Tutorials

TPC places special emphasis on education by offering tutorials. These training opportunities help participants learn new techniques, experiment with state-of-the-art tools, and engage with mentors and experienced practitioners.

TPC will be providing the following full- and half-day tutorials on Sunday, May 31 and Monday, June 1:

TPC26 Tutorials

These tutorials have been refined over the past 18 months, including the introductory “AI for Science” tutorial that has been presented to hundreds of people at Supercomputing Asia in February 2024, the TPC European Kickoff Workshop in June 2024, the University of Michigan’s annual Conference on Foundation Models and AI Agents for Science, and numerous local training events.

Sponsors are welcome to provide appropriate half-day tutorials on a subject that would be of interest to TPC members the morning of Monday, June 1. Download the sponsorship prospectus here.

Tutorials are open to all conference attendees, for an additional fee.

AI FOR SCIENCE: AGENTIC SYSTEMS AND SCIENTIFIC DISCOVERY

This is a lessons-learned tutorial designed to equip researchers with practical insights and conceptual grounding for applying AI systems to scientific challenges. Twelve talks from TPC participants across national laboratories, universities, and industry present concrete experience building AI systems that reason, plan, execute, and refine across simulation, experiment, and literature. The program covers the full arc from autonomous experimentation to production deployment, organized in four sessions:

Session 1: Closed-Loop AI and Self-Driving Laboratories: Deployed agentic systems running real experimental campaigns.
Session 2: Agentic AI for Chemistry and Materials Discovery: Domain research assistants and foundation models for molecules and materials.
Session 3: Agentic Architectures, Frameworks, and Coordination Protocols: Lessons building multi-agent systems, including MCP-based orchestration.
Session 4: Production Systems: Industry, HPC Runtimes, and Safety: Industrial deployment, runtime infrastructure, and safety for agentic AI.

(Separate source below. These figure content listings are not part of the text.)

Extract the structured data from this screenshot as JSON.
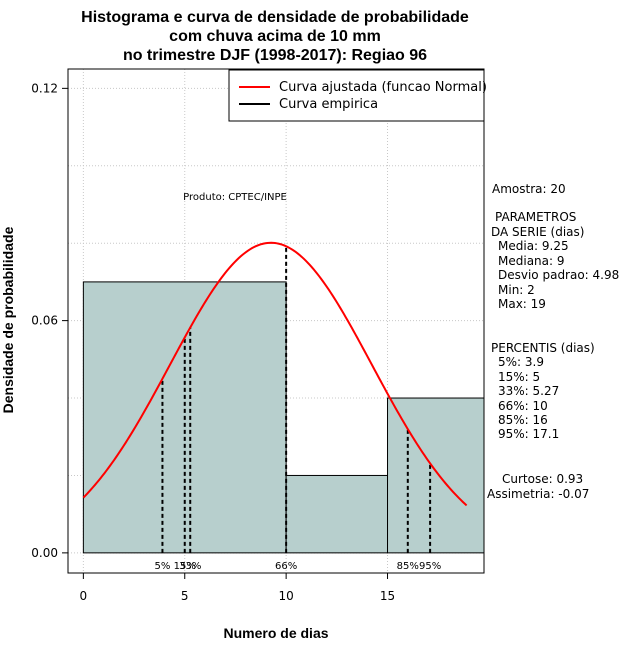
{
  "chart_data": {
    "type": "bar",
    "title_lines": [
      "Histograma e curva de densidade de probabilidade",
      "com chuva acima de 10 mm",
      "no trimestre DJF (1998-2017): Regiao 96"
    ],
    "xlabel": "Numero de dias",
    "ylabel": "Densidade de probabilidade",
    "xlim": [
      -0.7576,
      19.758
    ],
    "ylim": [
      -0.0052,
      0.125
    ],
    "xticks": [
      0,
      5,
      10,
      15
    ],
    "yticks": [
      0.0,
      0.06,
      0.12
    ],
    "ytick_labels": [
      "0.00",
      "0.06",
      "0.12"
    ],
    "grid": true,
    "hist": {
      "bins": [
        {
          "x0": 0,
          "x1": 10,
          "density": 0.07
        },
        {
          "x0": 10,
          "x1": 15,
          "density": 0.02
        },
        {
          "x0": 15,
          "x1": 19.758,
          "density": 0.04
        }
      ],
      "fill": "#b7cfcd"
    },
    "fit_curve": {
      "name": "Curva ajustada (funcao Normal)",
      "mean": 9.25,
      "sd": 4.98,
      "x_range": [
        0,
        18.9
      ],
      "color": "#ff0000"
    },
    "empirical_label": "Curva empirica",
    "percentiles": [
      {
        "label": "5%",
        "x": 3.9
      },
      {
        "label": "15%",
        "x": 5
      },
      {
        "label": "33%",
        "x": 5.27
      },
      {
        "label": "66%",
        "x": 10
      },
      {
        "label": "85%",
        "x": 16
      },
      {
        "label": "95%",
        "x": 17.1
      }
    ],
    "legend": {
      "position": "top-right",
      "entries": [
        "Curva ajustada (funcao Normal)",
        "Curva empirica"
      ]
    },
    "product": "Produto: CPTEC/INPE",
    "stats": {
      "amostra": "Amostra: 20",
      "param_title_1": "PARAMETROS",
      "param_title_2": "DA SERIE (dias)",
      "media": "Media: 9.25",
      "mediana": "Mediana: 9",
      "desvio": "Desvio padrao: 4.98",
      "min": "Min: 2",
      "max": "Max: 19",
      "perc_title": "PERCENTIS (dias)",
      "p5": "5%: 3.9",
      "p15": "15%: 5",
      "p33": "33%: 5.27",
      "p66": "66%: 10",
      "p85": "85%: 16",
      "p95": "95%: 17.1",
      "curtose": "Curtose: 0.93",
      "assimetria": "Assimetria: -0.07"
    }
  }
}
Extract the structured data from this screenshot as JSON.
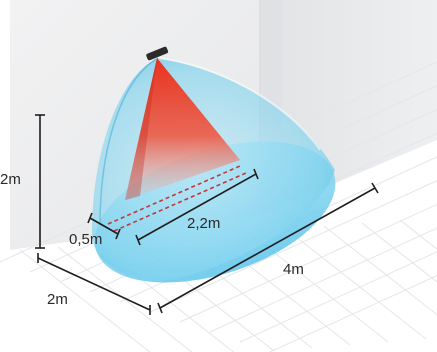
{
  "diagram": {
    "labels": {
      "height": "2m",
      "depth": "2m",
      "length": "4m",
      "inner_offset": "0,5m",
      "detection_line": "2,2m"
    },
    "colors": {
      "cone_blue": "#7fd3ee",
      "cone_blue_dark": "#4fb8e0",
      "beam_red": "#e8321e",
      "dim_line": "#1e1e1e",
      "dashed_line": "#c2373a",
      "floor_grid": "#e4e6ea",
      "wall": "#eeeeef",
      "sensor": "#2b2b2b"
    },
    "icons": {
      "sensor": "motion-sensor-icon"
    }
  }
}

Talks are exemplars showing AI use in applications ranging from accelerator operations, catalysis, battery science, drug discovery, and computational fluid dynamics, to semiconductor engineering. Each illustrates the use of AI frameworks and tools, including LangGraph, AG2, Claude Code, MCP, ChemGraph, Osprey, SpectraQuery, and Dragon, among others.

Learning Takeaways

Participants will develop a practical understanding of building and deploying AI systems for scientific discovery, including:

Designing closed-loop, agentic workflows that integrate experiment, simulation, and reasoning
Selecting and composing agentic frameworks and coordination protocols (LangGraph, AG2, MCP, and beyond)
Scaling multi-agent systems across HPC platforms and distributed scientific facilities
Operational realities of moving from prototype to production: runtimes, industrial deployment, safety, and trust

Attendees will come away with concrete patterns, deployment lessons, and emerging directions drawn directly from working AI-for-science systems across the TPC community.

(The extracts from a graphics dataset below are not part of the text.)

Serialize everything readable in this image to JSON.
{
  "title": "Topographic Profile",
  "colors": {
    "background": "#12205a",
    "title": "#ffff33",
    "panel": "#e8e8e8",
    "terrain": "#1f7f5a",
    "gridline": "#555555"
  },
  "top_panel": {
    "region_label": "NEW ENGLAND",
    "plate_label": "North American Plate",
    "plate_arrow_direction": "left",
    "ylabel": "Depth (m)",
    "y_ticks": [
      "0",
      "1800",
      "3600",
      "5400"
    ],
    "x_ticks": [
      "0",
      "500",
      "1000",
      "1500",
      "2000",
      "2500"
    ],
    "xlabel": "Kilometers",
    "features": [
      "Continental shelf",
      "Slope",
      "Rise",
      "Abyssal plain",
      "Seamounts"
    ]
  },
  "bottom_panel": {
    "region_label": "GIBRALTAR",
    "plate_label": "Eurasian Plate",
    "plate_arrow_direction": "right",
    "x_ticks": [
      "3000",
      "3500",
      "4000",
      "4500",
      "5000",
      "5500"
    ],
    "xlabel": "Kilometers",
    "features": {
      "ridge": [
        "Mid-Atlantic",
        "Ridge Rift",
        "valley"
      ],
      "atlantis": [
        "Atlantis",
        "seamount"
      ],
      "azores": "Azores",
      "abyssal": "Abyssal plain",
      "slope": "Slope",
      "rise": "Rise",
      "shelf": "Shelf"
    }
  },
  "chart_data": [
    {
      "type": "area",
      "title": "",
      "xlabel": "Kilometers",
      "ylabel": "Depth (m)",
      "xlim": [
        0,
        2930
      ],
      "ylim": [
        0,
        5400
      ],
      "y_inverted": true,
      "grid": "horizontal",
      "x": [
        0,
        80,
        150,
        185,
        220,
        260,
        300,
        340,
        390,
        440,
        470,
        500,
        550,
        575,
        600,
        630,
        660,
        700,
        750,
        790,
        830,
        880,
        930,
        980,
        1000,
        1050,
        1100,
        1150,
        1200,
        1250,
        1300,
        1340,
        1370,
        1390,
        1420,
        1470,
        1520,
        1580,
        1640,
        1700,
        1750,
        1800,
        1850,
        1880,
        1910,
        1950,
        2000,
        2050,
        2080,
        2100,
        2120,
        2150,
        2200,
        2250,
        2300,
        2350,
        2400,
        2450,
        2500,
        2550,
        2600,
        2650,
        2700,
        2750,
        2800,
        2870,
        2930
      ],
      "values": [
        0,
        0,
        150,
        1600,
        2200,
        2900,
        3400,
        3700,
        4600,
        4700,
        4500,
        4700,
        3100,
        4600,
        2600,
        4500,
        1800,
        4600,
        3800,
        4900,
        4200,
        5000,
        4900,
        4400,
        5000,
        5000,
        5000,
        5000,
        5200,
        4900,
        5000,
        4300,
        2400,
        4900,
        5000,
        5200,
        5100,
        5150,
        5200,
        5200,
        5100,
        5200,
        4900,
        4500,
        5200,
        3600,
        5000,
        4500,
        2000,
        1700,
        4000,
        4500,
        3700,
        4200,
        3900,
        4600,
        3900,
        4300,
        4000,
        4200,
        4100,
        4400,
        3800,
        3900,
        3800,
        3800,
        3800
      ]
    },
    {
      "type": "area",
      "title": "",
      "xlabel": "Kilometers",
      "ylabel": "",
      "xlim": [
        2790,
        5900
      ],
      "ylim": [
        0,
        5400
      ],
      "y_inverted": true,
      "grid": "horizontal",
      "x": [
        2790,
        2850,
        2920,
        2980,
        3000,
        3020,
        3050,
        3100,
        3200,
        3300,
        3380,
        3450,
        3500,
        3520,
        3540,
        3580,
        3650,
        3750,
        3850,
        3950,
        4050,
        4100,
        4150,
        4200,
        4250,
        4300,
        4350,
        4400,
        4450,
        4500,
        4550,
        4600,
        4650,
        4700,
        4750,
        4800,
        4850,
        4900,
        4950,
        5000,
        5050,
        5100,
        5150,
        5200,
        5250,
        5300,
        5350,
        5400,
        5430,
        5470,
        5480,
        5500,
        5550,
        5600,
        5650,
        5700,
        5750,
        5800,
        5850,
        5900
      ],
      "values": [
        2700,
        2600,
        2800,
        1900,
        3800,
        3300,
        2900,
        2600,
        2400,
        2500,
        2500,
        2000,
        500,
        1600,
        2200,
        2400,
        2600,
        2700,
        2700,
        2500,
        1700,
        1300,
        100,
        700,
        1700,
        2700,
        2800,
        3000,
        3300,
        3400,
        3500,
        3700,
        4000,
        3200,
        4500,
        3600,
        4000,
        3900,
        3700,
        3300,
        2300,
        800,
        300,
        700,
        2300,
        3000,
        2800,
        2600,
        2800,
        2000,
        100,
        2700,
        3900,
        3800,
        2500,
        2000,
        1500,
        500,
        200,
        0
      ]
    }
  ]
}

This tutorial is being organized by Dan Stanzione of the Texas Advanced Computing Center, University of Texas at Austin, and will feature 12 lightning talks.

Session One

Closed-Loop AI and Self-Driving Laboratories

Session Two

Agentic AI for Chemistry and Materials Discovery

Session Three

Agentic Architectures, Frameworks, and Coordination Protocols

Session Four

Production Systems: Industry, HPC Runtimes, and Safety

Enabling Reproducible AI Workflows for the NAIRR Ecosystem

This tutorial aims to provide researchers with an introduction to the latest reproducible Artificial Intelligence (AI) and Machine Learning (ML) workflows and tools available through the NSF-funded Tapis v3 platform, which provides both an Application Programming Interface (API) and User Interface (UI). Using Tapis, researchers can discover AI/ML models and tools and deploy them directly to compute resources within the NAIRR and ACCESS ecosystem, supporting the goal of providing computation, data, software, models, training, and educational materials to advance research, discovery, and innovation.

Through hands-on exercises, participants will gain experience in developing AI/ML workflows and deploying them on a variety of HPC and cloud resources such as Jetstream2, Chameleon, and Vista, and Stampede3. We will emphasize the utilization of various Tapis core APIs, alongside specialized APIs such as Tapis Workflows, Tapis Pods, ML Hub and FlexServ, all seamlessly integrated within the user-friendly TapisUI. Using these production-grade services, we will demonstrate the creation and facilitation of trustworthy, reproducible scientific machine learning workflows. By the end of this tutorial, researchers will be empowered to efficiently develop, deploy, and maintain their own ML workflows.

Learning Takeaways

Participants will learn to securely authenticate with Tapis to access its core and advanced APIs, enabling the creation, execution, and deployment of scientific machine learning AI/ML workflows. By constructing well-defined workflows for real-world use cases, attendees will gain a foundational understanding of how to leverage HPC resources for research and utilize production-quality APIs to build transparent, reproducible ML pipelines.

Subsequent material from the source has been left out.